In another case, a trader sold a Mazda after receiving approval when headlight adjusters were fixed.
But when the purchaser found the lights fixed on high-beam she was told by a mechanic that the headlight adjusters were damaged.
The same trader sold another Mazda to Ronald Chandra for $13,000, after replacing the rear brake pads and rotors during compliance.
Five months later an angry Mr Chandra was told his brake pads were worn out and the left hand rotor damaged. "Not only was I endangering my life, but the people travelling with me and other motorists."
But the trader told the Herald the tribunal's accusations were "Disneyland stuff".
He said new rear brake pads cost him only $22 and in the other case the headlights were thrown out of alignment by work done after the sale. "The problem is you've only got to drive 5km with the handbrake on, and you've got an issue with brakepads."

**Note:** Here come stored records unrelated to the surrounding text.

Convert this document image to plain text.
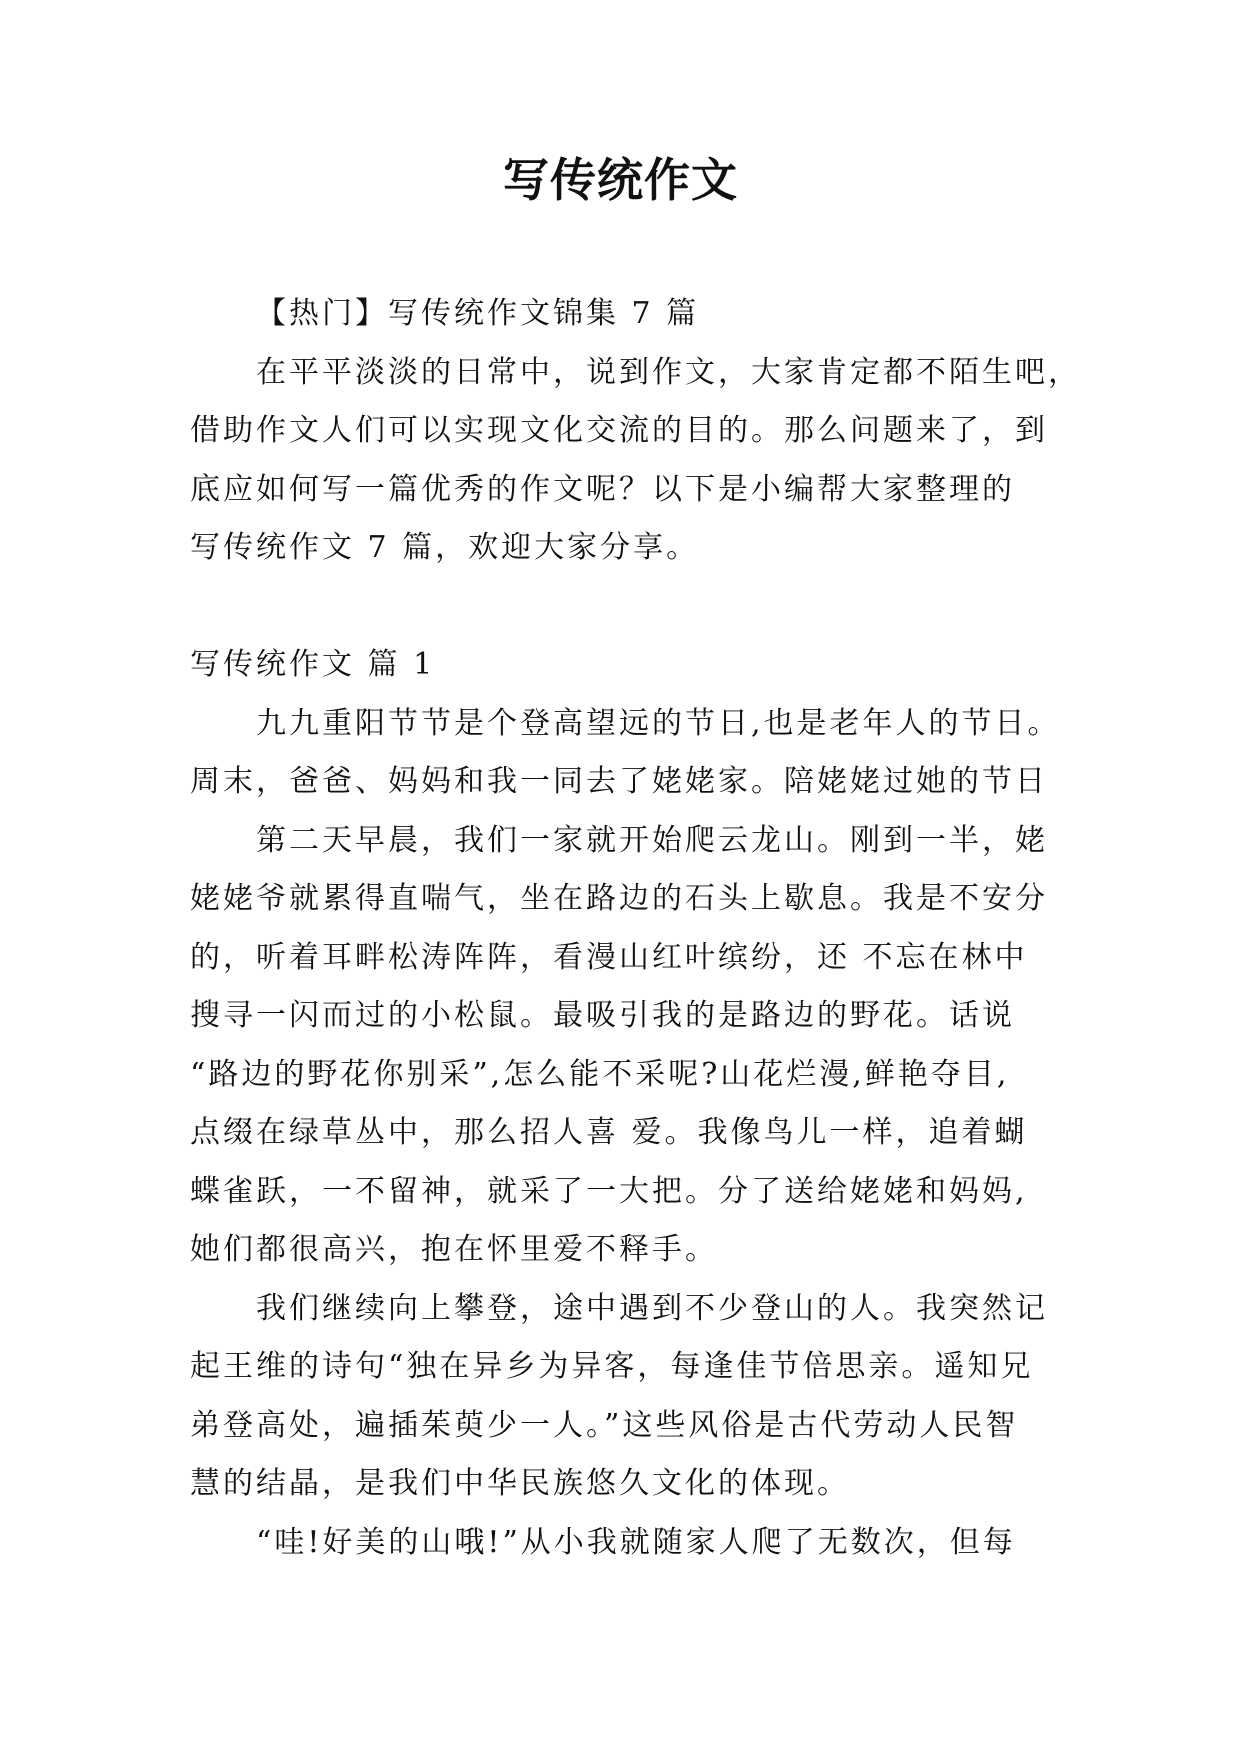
写传统作文
【热门】写传统作文锦集 7 篇
在平平淡淡的日常中，说到作文，大家肯定都不陌生吧，
借助作文人们可以实现文化交流的目的。那么问题来了，到
底应如何写一篇优秀的作文呢？以下是小编帮大家整理的
写传统作文 7 篇，欢迎大家分享。
写传统作文 篇 1
九九重阳节节是个登高望远的节日,也是老年人的节日。
周末，爸爸、妈妈和我一同去了姥姥家。陪姥姥过她的节日
第二天早晨，我们一家就开始爬云龙山。刚到一半，姥
姥姥爷就累得直喘气，坐在路边的石头上歇息。我是不安分
的，听着耳畔松涛阵阵，看漫山红叶缤纷，还 不忘在林中
搜寻一闪而过的小松鼠。最吸引我的是路边的野花。话说
“路边的野花你别采”,怎么能不采呢?山花烂漫,鲜艳夺目,
点缀在绿草丛中，那么招人喜 爱。我像鸟儿一样，追着蝴
蝶雀跃，一不留神，就采了一大把。分了送给姥姥和妈妈,
她们都很高兴，抱在怀里爱不释手。
我们继续向上攀登，途中遇到不少登山的人。我突然记
起王维的诗句“独在异乡为异客，每逢佳节倍思亲。遥知兄
弟登高处，遍插茱萸少一人。”这些风俗是古代劳动人民智
慧的结晶，是我们中华民族悠久文化的体现。
“哇!好美的山哦!”从小我就随家人爬了无数次，但每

In Ms Millan's case, the trader said for the sake of about $200 he couldn't justify the labour involved nor risk the company's reputation.
He had tracked down the invoice for the parts, and there were records for the thousands of other brake pads and rotors he had bought. The trader had not seen the photographs referred to by the tribunal, but said it had previously erroneously ruled without seeing physical evidence.
The Auckland Motor Vehicle Disputes Tribunal has recommended that invoices be supplied at compliance testing, and that old parts be handed over to be destroyed.